Population Analysis of Bacterial Samples for Individual Identification in Forensics Application

John P Jakupciak, Jeffrey M Wells, Jeffrey S Lin and Andrew B Feldman

Biodefense preparedness begins with the ability to detect and respond to bio-threats, based on accurate interpretation of genetic information with sophisticated, yet easy-to-use bioinformatics tools. Microbial forensics further enables attribution of microbial pathogen samples back to a suspected source. Sample characterization and traceability back to source are dependent on genome identification of specific targets within samples, comprehensive analysis of mixtures of populations’ present, and detection of major/minor variations in the identified genomes and comparison of sample genetic profile against other samples. Commercial Next Generation Sequencing (NGS) platforms offer the promise of dramatically higher detection sensitivity and resolution of forensic DNA samples than is possible with methods in current use. Before applying these technologies for forensic analyses of bacterial samples, however, it is critical to fully elucidate the benefits, caveats and pitfalls of NGS for hypothesis testing in comparative analyses, as ultimately this will be required for NGS use both as an investigative tool and tool for attribution in courts of law.
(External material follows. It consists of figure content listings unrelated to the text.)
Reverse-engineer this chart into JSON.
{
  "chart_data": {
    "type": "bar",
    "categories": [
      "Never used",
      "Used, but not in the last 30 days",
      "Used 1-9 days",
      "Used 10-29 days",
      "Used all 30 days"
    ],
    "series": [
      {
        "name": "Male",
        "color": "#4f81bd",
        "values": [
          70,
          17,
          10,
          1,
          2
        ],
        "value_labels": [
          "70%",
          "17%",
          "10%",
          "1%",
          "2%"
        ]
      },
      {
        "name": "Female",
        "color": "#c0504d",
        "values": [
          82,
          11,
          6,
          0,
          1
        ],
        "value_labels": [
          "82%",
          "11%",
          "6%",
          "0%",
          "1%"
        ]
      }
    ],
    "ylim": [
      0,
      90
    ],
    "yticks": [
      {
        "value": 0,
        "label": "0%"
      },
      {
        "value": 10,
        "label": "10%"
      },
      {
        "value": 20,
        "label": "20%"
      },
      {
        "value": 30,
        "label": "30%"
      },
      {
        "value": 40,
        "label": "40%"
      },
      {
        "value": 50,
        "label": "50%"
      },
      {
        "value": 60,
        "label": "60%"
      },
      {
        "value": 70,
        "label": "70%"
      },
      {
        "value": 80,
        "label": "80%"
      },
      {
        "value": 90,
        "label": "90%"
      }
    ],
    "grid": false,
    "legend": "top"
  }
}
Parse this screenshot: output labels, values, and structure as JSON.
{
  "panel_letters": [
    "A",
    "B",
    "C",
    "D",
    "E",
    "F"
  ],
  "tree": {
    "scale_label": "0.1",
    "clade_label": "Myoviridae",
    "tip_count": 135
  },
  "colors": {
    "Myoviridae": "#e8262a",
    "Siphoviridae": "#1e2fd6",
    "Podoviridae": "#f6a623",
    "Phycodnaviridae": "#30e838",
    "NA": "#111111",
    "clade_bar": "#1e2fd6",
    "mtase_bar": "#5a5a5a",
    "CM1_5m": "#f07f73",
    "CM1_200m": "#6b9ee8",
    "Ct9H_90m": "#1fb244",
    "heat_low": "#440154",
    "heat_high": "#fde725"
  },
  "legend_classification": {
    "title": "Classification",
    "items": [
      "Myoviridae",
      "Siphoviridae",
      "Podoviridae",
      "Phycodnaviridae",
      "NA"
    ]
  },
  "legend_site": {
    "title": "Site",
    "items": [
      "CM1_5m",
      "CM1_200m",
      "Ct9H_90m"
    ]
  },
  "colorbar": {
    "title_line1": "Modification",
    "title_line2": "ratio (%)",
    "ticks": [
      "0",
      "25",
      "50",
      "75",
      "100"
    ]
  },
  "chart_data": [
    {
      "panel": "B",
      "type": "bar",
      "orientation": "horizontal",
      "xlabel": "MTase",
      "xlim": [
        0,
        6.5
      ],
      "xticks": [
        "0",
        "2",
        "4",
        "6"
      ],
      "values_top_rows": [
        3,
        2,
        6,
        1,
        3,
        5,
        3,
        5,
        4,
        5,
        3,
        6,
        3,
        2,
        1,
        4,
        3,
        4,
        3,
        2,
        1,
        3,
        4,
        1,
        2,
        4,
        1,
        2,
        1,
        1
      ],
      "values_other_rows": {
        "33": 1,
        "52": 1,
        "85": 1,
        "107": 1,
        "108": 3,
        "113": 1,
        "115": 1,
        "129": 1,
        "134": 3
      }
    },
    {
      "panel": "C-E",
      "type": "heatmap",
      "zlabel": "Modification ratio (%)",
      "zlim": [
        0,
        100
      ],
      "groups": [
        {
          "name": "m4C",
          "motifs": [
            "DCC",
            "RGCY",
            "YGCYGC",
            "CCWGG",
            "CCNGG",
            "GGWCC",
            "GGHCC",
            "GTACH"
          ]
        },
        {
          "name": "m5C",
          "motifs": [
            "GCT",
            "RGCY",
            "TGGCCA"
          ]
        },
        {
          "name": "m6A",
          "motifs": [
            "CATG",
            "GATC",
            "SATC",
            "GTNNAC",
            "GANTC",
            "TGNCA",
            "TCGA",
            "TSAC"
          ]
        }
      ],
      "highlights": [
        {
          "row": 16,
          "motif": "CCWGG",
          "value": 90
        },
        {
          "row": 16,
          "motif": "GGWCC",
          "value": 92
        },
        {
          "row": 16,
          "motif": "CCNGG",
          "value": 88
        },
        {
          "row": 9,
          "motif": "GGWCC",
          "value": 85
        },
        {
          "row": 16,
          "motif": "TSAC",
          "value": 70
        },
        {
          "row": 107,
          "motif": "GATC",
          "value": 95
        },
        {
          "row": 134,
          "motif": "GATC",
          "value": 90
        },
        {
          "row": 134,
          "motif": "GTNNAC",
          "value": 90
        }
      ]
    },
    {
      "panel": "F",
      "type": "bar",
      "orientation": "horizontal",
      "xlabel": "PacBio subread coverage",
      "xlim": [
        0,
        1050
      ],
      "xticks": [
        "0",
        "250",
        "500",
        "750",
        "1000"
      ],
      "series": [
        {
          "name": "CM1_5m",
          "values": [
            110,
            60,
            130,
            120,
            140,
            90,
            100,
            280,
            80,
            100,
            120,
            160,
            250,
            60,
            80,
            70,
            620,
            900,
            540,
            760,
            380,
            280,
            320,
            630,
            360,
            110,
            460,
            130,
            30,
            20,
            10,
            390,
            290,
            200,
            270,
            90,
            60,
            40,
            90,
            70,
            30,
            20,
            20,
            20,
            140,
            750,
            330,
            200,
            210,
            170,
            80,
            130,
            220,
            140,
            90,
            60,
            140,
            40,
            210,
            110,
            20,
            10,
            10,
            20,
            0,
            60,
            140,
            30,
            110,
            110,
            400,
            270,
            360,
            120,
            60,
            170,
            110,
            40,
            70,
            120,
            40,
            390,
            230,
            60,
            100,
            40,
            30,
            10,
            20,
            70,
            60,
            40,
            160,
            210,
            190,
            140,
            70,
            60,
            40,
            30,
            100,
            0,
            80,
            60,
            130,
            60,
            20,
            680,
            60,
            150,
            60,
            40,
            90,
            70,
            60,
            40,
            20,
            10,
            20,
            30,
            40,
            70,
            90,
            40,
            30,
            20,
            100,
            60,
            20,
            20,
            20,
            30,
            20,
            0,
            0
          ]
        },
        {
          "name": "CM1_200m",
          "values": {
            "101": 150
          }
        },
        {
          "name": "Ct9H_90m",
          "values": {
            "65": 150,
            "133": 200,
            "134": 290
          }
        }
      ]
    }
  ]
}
Methods: We developed and evaluated novel probabilistic algorithms to process metagenomic sequence data from direct sample sequencing to identify genomes present in mixtures. Results: We present a pipeline for reference-free sample-to-sample comparisons to improve target characterization beyond one microorganism to characterization of comprehensive sample content. Our tools strengthen statistical confidence to trace the ancestry of samples and attribute samples to source with probabilistic certainties on many targets instead of a single genome. Conclusion: This study developed a novel reference free, bioinformatics strategy to account for and identify genetic diversity in samples. Sequence variants must be non-arbitrarily confirmed in both forward and reverse reads at a rate above the background noise level of sequencer machine error. A similarity distance metric compares genomes within a range of near relationships. Using sequence data from bio-threat agents, we successfully attributed known related strains together, and excluded near relation of known unrelated strains. The major strengths of this forensic method are the non-arbitrary determinations of data validation and relatedness metrics, as well as the ability to compare microbial genomes with or without a reference database of related genomes.